Robert Stephan’s book is one of the many that have come out in the last decade or so to fully rectify this omission. While we have had an enormous outpouring of literature on the intelligence war in the West, we have had very little on the dimensions of this aspect of the war in the East. And if one wants to see what information warfare really looks like, with deception operations materially contributing to operational success on the battlefield, or if one wants to understand the strategic importance of intelligence, the Eastern Front is the place to look. As Stephan points out, this front was host to the most brutal war in history. Apart from an unparalleled brutality of combat operations, most of the Holocaust happened here, taking place in what the French historian and ex-communist Boris Souvarine rightly called a counterintelligence state. And this unremitting investment in intelligence and counterintelligence paid off for the Soviet Union during the war, notwithstanding Stalin’s catastrophic disregard for intelligence in the period 1939-41.
Stephan’s work, deeply researched from sources on both sides and punctuated by his own experience as a CIA employee, recounts the Soviets’ attention to the importance of intelligence and counterintelligence, their growing ability to use these tools effectively in the conduct of combat and deception operations, and the penalties that the Germans incurred because of their blithe disregard for both forms of secret operations. Not surprisingly, the German invasion of Russia was in itself an act of staggering disregard for intelligence, and this hubris was only compounded by the incompetence, schisms, and insouciance of German spymasters. It is also safe to say that in a real sense the Nazi high command did not know what it was doing in Russia or against whom it was fighting until it was far too late. Moreover, the importance of this dimension of the war is brought home to the reader in the recounting of individual operations and in the author’s equally masterful depiction of the general climate and modus operandi of Soviet counterintelligence actions.
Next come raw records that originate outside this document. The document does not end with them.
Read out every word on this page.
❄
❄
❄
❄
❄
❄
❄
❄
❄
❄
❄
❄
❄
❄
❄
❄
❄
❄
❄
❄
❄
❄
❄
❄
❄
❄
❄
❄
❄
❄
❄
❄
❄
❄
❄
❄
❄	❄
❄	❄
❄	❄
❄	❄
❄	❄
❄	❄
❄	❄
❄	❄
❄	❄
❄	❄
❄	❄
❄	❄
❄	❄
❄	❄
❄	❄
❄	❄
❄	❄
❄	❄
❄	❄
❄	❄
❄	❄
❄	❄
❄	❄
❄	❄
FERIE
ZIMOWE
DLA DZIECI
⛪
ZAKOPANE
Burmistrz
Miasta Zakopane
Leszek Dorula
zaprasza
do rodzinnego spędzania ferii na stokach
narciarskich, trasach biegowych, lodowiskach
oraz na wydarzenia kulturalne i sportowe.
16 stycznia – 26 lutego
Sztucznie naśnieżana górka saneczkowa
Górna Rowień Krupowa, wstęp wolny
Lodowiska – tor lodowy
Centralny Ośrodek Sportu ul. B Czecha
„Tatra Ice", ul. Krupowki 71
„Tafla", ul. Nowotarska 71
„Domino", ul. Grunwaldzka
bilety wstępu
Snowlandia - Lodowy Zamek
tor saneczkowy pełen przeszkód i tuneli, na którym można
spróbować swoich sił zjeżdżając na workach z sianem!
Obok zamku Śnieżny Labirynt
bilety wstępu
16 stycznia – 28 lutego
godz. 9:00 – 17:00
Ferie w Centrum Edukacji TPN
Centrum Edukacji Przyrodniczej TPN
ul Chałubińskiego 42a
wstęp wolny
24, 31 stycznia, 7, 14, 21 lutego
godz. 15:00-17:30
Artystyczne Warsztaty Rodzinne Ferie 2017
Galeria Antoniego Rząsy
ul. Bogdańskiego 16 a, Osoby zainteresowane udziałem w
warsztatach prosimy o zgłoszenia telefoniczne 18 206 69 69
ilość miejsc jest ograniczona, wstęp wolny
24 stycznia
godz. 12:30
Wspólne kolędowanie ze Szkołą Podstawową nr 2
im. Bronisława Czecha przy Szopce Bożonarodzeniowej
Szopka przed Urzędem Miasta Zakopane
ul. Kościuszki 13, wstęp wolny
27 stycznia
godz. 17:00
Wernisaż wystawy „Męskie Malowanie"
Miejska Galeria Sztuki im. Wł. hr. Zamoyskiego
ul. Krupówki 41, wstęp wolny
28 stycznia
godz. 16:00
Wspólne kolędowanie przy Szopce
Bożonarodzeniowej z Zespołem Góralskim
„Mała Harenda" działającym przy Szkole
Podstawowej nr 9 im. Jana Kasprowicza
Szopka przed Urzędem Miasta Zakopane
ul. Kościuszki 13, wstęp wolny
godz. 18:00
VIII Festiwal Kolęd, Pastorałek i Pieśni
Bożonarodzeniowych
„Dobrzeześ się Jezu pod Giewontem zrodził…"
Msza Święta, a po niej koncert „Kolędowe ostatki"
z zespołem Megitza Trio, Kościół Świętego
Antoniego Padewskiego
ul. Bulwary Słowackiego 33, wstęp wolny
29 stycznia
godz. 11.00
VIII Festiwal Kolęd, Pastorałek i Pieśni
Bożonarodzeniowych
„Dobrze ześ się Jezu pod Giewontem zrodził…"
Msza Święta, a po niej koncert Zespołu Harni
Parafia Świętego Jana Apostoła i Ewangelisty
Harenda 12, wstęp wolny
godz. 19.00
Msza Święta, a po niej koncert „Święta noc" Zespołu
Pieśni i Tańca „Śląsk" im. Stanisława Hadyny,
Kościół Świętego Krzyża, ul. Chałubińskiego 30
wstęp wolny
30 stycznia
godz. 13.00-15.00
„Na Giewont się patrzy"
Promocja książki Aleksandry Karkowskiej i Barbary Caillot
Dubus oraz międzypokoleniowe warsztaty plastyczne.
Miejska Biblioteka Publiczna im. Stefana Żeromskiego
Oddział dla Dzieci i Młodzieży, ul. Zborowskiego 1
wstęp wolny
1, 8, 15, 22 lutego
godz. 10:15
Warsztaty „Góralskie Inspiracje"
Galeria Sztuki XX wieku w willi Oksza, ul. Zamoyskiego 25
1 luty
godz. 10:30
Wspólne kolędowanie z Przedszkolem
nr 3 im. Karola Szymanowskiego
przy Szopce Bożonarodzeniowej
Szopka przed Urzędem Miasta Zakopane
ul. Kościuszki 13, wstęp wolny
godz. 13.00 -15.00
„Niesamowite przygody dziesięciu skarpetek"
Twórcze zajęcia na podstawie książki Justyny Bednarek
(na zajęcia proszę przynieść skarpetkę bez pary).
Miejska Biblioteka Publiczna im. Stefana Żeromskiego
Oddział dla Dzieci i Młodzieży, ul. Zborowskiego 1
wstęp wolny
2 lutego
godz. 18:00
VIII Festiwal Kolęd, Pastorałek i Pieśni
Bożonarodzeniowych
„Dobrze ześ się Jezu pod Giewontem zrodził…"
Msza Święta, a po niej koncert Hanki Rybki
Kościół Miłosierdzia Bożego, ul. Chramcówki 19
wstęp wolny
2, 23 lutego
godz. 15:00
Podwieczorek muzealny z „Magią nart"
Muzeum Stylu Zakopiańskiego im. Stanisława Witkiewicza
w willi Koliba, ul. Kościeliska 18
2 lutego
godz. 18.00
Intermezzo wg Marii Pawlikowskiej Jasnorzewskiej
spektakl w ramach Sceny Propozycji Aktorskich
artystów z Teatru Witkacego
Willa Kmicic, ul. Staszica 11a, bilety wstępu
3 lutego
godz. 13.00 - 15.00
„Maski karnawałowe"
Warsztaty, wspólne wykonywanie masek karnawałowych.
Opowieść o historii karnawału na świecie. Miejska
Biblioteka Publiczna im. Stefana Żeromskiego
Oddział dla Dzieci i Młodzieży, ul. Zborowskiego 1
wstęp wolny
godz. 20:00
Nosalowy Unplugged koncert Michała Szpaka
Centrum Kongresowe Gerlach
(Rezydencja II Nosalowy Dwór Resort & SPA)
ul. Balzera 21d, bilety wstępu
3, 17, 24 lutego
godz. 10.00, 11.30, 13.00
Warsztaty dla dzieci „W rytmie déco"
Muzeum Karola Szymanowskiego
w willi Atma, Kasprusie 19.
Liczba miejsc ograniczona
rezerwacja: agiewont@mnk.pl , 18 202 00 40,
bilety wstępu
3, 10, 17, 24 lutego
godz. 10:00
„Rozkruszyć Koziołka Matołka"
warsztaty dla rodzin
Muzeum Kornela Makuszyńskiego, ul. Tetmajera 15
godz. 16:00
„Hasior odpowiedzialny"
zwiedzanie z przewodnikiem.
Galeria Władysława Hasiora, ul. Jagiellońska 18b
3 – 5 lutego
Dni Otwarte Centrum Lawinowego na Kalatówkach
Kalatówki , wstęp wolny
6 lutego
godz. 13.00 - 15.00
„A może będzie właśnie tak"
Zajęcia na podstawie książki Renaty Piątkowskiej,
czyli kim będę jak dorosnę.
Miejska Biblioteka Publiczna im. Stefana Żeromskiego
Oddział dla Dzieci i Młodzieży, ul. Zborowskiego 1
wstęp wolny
For once the encomiums on the back of a book are correct. This will be an indispensable account of this dimension of the war on the Eastern Front, and a valuable primer for all those who wish to understand how to conduct intelligence and counterintelligence operations. Needless to say this topic is of immense relevance to American forces and intelligence agencies today, and Stephan’s story is not just bygone history. In any account of the Eastern Front of World War II and of intelligence operations, this book deserves a very honorable mention.

Reviewed by Dr. Stephen Blank, Professor of National Security Studies, Strategic Studies Institute, US Army War College.